ABD-Rusya ve diğer kesimlerle yapılan görüşmelerin anlayış birliğine varılarak sonuçlanmasını arzuladıklarını söyleyen Erdoğan, “Ama bu demek değil ki, ilanihaye bekleyecek, gözümüzün önünde yürütülen hazırlıkların neticelenmesini seyredeceğiz. İşte sınırlardayız, bütün gücümüzle oralardayız. En yakından gelişmeleri takip ediyoruz. Şayet bize verilen sözler tutulur ve süreç işlerse ne ala.

Aksi taktirde hazırlıklarımızı büyük ölçüde tamamladık, kendi stratejimiz doğrultusunda gereken adımları atmaya başlayacağız. Güvenli bölge teklifimiz terör örgütlerini Türkiye’nin kontrolünde bir şekilde sınırlarımızdan uzak tutma amacını taşıyor. Bir başka ifade ile biz Türkiye’ye karşı bir güvenli bölgeden değil, teröristlere karşı bir güvenli bölgeden söz ediyoruz.

Kuzey Irak’ta hala sıkıntılarını yaşadığımız türden ülkemize karşı yeni bataklık haline dönüşecek bir güvenli bölge uygulamasına asla izin veremeyiz.

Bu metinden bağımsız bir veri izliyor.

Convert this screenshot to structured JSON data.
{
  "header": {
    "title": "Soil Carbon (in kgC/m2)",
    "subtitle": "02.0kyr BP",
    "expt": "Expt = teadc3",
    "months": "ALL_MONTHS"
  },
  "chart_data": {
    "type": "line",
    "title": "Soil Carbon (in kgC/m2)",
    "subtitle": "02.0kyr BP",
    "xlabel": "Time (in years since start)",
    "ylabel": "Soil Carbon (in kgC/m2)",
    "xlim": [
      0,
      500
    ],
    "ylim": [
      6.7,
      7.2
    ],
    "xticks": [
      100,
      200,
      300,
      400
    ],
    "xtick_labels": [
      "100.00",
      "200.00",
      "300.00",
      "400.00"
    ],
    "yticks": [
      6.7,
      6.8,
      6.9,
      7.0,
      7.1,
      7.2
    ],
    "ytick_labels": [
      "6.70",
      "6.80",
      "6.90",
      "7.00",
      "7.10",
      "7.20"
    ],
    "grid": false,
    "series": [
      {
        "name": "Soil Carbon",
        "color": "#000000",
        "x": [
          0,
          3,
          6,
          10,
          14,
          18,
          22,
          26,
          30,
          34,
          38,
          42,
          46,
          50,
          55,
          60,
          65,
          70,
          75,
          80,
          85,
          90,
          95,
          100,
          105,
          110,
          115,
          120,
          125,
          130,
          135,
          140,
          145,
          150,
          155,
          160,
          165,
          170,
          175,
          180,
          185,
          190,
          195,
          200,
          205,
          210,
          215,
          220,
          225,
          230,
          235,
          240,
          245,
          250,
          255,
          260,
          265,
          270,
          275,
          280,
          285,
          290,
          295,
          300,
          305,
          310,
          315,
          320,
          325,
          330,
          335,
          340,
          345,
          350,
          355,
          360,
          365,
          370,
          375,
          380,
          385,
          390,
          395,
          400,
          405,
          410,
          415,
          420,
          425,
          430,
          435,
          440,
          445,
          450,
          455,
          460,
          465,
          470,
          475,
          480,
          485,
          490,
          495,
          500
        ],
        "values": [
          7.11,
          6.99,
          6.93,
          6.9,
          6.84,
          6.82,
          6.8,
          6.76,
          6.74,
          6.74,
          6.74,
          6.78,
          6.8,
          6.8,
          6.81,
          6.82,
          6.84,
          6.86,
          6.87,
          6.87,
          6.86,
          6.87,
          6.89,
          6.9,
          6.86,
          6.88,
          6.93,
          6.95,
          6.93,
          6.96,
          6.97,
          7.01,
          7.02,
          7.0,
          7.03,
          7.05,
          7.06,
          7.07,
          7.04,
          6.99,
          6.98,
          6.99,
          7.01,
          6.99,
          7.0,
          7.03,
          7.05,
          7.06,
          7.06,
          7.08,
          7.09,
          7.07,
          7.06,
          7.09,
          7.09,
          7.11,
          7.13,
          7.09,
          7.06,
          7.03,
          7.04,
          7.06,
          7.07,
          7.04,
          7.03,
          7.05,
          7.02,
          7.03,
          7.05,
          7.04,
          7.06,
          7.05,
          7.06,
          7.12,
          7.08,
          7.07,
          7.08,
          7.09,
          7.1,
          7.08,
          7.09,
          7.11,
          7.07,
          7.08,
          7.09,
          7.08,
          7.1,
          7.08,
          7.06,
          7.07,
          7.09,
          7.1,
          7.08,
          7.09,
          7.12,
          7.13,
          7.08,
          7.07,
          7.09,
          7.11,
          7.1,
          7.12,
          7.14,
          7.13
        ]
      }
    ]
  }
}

Suriye sınırımızı güvenli hale bizzat kendimiz getireceğiz. Bu çabamıza lojistik destek verecek herkesle birlikte çalışmaya hazırız. Bunu Sayın Trump’a da ifade ettim, siz bize lojistik destek verin DEAŞ’i biz buradan temizleriz.

Diğer terör örgütlerini buradan biz temizleriz. Bunları kendisine bizzat söyledim. Yeter ki siz bize lojistik desteği verin. Buradan açıkça belirtmek mecburiyetindeyim ki, Türkiye özellikle Suriye’de kendisine verilen sözlerin tutulmaması sebebiyle çok sıkıntılar yaşamış, bedeller ödemiştir. Sayın Obama döneminde verilen sözler yerine gelseydi Zeytinlik Harekatı ile zaten bütün işleri bitirmiş olacaktık.

Ama verilen sözleri tutmadılar. Şuanda Sayın Trump da onu tespit ediyor, teyit ediyor. Artık ülkemize ve milletimize yeni bedeller ödetilmesine rıza göstermeyeceğiz. Bedel ödeyecek birileri varsa o da sadece ülkemizi hedef alan terör örgütleridir, onları destekleyenlerdir. Güney sınırlarımızdaki Kıbrıs ve Ege’deki güvenlik sınırlarımızı çözerek ekonomideki ve diğer alanlardaki hedeflerimize doğru yürüyüşümüzü daha da hızlandırmakta kararlıyız” ifadelerini kullandı.